CodePudding user response:
Models generally have a min_count
value of at least 5 - meaning words with fewer occurrences are ignored. Discarding the rarest words typically improves model quality, as both:
- such rare words have too few usage examples to get a good vector themselves; and further…
- by pushing surrounding words outside each others' windows, and spending training cycles & internal-weight updates on a vector that still won't be good, they make other word-vectors worse
With larger training data, increasing the min_count
even higher makes sense.
So, your problem is likely because a single occurence of that word is insufficient to make it a tracked word. Using a larger, varied corpus with multiple contrasting usage examples, at least as many as the model.min_count
value, would be the best fix.
Separately: note that it is always better to train a model with all data at the same time.

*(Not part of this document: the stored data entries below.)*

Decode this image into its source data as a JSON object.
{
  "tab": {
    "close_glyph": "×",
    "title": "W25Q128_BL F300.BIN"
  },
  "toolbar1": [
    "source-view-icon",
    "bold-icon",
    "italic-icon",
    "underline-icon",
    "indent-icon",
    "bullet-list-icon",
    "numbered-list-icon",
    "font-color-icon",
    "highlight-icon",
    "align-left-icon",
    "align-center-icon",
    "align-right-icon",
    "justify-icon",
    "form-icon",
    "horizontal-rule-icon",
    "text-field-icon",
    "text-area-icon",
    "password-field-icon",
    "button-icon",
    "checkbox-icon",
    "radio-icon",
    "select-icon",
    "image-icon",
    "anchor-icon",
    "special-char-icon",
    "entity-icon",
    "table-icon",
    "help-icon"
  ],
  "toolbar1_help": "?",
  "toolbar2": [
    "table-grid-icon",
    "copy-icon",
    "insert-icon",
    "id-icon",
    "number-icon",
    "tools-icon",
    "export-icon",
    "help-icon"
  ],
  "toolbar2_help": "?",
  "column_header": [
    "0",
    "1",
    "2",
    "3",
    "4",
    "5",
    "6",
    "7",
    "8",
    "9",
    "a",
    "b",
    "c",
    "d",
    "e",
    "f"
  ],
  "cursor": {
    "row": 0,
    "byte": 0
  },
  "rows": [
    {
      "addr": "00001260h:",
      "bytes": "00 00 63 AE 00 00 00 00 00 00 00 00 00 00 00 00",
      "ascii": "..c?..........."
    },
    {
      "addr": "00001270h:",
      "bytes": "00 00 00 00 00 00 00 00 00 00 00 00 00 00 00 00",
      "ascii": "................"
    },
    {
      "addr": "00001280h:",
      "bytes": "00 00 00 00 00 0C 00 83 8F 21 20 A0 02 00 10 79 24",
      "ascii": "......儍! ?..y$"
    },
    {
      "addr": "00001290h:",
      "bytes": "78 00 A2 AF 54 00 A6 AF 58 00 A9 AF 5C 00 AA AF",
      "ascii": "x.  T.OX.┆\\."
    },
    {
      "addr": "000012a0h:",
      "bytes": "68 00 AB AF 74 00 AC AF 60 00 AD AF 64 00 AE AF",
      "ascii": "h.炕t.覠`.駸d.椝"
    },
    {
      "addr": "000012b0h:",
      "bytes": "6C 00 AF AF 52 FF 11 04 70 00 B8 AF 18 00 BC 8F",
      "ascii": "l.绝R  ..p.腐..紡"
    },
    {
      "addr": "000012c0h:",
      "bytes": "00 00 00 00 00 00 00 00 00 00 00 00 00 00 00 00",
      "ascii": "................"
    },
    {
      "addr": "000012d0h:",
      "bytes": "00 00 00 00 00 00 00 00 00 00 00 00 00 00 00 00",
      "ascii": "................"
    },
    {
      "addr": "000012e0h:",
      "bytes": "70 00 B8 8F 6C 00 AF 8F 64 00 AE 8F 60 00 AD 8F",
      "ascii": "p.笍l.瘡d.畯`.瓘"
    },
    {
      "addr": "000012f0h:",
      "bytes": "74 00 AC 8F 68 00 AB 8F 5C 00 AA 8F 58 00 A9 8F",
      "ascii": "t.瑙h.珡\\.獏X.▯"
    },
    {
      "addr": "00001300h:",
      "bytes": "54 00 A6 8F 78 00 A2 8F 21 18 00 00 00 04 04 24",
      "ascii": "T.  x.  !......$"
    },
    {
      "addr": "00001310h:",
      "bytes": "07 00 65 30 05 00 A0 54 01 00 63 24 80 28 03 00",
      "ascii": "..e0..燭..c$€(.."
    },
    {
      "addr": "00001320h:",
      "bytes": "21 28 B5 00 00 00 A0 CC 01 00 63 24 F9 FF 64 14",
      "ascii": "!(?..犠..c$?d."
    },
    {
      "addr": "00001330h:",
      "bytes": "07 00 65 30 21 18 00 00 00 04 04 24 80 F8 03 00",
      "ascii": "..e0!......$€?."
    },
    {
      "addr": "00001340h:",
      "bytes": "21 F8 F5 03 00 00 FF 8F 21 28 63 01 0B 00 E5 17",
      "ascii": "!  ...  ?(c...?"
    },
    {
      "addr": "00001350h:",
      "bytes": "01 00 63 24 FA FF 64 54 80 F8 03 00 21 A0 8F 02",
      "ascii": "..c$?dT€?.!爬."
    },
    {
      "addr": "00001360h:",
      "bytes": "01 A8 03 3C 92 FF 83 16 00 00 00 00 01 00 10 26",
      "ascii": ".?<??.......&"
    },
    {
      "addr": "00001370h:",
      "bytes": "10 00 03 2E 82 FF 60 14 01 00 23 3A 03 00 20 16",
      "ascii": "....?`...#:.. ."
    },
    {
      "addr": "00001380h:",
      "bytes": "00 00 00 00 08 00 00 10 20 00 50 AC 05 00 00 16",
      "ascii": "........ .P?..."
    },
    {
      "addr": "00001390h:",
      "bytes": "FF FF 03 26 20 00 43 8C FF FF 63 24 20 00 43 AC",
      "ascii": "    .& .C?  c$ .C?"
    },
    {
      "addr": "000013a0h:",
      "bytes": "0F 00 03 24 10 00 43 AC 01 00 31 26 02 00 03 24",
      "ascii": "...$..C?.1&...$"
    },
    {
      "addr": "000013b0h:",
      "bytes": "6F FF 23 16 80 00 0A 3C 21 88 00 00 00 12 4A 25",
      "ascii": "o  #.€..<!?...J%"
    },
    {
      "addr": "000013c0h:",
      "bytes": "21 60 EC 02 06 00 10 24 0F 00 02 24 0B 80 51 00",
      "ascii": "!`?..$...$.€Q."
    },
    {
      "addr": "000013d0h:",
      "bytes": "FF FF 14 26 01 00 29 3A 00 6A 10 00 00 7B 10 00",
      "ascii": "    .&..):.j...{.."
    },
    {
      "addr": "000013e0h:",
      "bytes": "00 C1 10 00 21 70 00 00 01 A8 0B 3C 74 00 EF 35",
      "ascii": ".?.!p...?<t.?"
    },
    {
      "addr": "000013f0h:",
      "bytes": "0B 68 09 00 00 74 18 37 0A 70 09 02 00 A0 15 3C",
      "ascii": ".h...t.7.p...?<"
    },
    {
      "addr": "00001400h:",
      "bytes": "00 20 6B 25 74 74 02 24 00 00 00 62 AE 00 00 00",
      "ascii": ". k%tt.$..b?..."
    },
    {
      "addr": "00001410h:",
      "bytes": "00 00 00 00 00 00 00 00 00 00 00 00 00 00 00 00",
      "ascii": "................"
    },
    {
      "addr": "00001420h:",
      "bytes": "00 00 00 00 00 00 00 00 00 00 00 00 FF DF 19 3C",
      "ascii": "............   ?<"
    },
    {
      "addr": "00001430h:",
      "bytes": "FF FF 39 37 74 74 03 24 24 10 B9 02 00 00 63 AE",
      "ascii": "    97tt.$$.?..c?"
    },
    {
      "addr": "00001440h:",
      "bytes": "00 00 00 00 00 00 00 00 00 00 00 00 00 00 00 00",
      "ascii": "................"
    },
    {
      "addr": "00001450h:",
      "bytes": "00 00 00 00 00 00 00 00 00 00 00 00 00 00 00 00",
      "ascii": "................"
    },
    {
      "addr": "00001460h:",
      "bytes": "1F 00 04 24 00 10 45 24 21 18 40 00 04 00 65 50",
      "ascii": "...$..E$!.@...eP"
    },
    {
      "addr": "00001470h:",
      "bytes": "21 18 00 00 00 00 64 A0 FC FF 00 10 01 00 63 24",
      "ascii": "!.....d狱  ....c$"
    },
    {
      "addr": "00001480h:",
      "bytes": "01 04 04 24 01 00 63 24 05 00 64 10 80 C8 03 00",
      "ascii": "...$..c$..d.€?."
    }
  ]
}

Incremental updates will execute, but introduce thorny issues of relative balance between older & newer sessions. To the extent a new session uses only a subset of words and representative word-usages, those words-included can be nudged by training out of comparable alignment with words only known in earlier sessions.
So if trying incremental updates, make sure your quality-evaluations are strong enough to detect if the model is actually improving, or gettings worse, on your real goals.